Com a professora alemã, Frau Schmidt, a situação começou a melhorar. A pequenita passeava todos os dias com ela e regressava a casa mais contente. Já sorria, comia com apetite, começou a engordar e a ganhar melhores cores.
Maria, entretanto, também pedira à professora que lhe ensinasse algumas pequenas frases… para tentar comunicar melhor com Mikaela.
- ‘Frau Schmidt, como se diz ‘gosto muito de ti’?
- ‘Ich liebe Dich!’
O tempo foi passando e todos os dias a pequena Mikaela aprendia alguma coisa em português e começava a adaptar- se. O casal Silva lembrara- se de lhe oferecer um gatinho bebé e essa relação de cuidado e atenção permitira à pequenita redescobrir emoções e afetos adormecidos pela violência da guerra e separação da família. Entretanto, além da ajuda diária da explicadora alemã, Micaela entrou numa escola portuguesa, fez amizades, voltou a ter lições de piano como tinha no seu país e notavam- se nela grandes progressos… mas o ponto alto era sem dúvida quando à noite, ao deitar, aqueles pais adoptivos a abraçavam longamente e aconchegando- lhe os lençóis e cobertores, sempre lhe repetiam, com doçura extrema, mais que uma vez :’ ich liebe Dich!’

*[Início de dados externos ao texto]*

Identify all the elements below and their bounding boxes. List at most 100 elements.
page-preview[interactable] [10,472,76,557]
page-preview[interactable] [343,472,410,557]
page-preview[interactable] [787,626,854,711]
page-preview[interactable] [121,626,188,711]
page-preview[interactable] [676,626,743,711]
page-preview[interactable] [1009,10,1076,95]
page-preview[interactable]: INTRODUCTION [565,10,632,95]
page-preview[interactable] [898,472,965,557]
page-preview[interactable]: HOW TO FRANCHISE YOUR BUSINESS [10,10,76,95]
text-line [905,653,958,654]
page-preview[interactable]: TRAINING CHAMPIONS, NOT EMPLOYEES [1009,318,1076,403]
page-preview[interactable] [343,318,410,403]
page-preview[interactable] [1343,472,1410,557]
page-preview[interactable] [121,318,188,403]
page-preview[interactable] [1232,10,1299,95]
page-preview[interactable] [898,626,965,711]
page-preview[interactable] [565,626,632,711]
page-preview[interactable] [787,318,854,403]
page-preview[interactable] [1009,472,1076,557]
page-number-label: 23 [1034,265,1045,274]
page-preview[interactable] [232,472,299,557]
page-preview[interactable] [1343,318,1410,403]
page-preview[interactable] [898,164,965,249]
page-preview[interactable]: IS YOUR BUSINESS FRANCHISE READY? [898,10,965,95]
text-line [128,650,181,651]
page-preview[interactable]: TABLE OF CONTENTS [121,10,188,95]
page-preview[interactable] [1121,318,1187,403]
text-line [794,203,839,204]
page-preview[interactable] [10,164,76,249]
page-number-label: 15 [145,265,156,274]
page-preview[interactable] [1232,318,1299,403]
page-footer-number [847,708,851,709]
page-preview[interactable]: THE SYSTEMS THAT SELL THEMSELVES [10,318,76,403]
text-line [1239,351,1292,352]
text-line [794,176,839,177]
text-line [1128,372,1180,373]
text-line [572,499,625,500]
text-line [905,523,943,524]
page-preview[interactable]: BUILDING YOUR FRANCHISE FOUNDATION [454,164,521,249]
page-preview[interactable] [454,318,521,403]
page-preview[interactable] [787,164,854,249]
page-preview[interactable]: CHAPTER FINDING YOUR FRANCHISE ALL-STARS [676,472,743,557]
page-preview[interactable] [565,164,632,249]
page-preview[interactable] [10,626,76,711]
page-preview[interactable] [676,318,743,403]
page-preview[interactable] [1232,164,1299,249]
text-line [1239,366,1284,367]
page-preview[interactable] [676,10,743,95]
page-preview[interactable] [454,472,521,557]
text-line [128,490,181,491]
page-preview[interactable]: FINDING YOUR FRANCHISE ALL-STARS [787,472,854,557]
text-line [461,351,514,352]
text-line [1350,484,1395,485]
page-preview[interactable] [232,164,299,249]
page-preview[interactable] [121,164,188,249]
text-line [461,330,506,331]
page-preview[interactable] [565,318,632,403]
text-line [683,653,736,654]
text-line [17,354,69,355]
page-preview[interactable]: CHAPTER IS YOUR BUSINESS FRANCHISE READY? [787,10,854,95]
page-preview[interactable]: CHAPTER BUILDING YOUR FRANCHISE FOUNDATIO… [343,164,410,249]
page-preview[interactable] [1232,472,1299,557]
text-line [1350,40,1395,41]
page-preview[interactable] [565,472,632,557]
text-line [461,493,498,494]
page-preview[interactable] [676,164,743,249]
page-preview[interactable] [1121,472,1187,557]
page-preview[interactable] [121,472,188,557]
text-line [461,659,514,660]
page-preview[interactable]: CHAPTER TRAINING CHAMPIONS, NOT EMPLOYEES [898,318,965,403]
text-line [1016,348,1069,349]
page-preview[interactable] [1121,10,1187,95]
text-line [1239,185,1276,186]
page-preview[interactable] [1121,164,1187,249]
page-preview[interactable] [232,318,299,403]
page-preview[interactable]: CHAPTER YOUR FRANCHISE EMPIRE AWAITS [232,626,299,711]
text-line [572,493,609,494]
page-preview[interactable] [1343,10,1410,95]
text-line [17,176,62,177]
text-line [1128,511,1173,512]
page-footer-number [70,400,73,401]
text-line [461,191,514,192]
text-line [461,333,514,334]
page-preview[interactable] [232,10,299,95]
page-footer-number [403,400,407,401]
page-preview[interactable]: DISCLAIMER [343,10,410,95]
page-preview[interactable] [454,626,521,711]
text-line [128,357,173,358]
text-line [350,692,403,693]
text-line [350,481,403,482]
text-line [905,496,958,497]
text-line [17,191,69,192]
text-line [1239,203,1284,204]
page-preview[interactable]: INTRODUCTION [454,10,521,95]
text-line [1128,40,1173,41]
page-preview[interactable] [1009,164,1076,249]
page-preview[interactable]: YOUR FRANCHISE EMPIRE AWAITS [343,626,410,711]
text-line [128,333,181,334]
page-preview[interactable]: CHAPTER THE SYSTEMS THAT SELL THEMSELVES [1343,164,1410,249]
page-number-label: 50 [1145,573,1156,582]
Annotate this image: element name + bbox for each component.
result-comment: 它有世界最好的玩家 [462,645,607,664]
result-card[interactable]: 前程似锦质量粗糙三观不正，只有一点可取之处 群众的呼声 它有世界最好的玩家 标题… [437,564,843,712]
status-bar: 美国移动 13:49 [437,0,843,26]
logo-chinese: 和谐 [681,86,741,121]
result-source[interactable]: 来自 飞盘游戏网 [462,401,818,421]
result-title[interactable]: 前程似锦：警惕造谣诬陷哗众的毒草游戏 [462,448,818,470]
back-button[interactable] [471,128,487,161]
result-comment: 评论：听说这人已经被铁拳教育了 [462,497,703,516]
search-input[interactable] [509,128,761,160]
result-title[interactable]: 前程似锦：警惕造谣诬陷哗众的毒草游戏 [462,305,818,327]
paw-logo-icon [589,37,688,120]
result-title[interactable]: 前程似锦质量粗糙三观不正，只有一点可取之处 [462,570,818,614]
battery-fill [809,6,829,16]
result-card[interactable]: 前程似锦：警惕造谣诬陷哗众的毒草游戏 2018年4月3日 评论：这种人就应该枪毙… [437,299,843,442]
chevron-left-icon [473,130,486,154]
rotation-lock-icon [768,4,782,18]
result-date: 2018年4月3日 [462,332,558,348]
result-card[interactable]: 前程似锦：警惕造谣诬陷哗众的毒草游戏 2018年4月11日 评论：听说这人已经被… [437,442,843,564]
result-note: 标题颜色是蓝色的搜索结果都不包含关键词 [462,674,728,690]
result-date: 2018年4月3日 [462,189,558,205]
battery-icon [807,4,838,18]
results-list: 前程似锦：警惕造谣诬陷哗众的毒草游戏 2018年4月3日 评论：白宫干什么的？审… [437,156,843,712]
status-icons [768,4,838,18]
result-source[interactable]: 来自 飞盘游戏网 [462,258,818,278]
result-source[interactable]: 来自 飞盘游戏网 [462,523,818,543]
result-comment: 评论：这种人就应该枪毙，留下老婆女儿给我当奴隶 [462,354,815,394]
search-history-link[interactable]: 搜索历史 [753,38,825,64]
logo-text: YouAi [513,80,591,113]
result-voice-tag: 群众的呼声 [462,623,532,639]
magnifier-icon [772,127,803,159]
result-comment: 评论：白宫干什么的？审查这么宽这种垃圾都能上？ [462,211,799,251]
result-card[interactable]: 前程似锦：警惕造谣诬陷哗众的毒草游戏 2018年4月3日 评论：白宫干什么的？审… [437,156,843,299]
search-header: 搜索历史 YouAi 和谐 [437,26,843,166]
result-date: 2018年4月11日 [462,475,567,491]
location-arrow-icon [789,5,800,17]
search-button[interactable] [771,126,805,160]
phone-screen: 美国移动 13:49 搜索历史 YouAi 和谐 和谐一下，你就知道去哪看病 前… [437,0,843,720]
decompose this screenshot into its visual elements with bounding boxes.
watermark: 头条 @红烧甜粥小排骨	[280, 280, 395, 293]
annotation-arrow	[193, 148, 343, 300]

Mikky, como agora lhe chamavam, viveu em Portugal dos seis aos dezasseis anos. Periodicamente dava e recebia notícias de seus pais na Áustria, e Mikaela sabia que em breve iria regressar ao seu país, embora pouco falasse do seu passado. Um dia, os pais vieram conhecer a família de acolhimento, agradecer- lhes tudo o que tinham feito por ela e anunciaram que breve a levariam para prosseguir os estudos em Viena de Áustria e entrar na Universidade.
Embora com o coração dorido, os pais adoptivos sabiam que era o combinado desde início e seria melhor para o futuro de Mikky.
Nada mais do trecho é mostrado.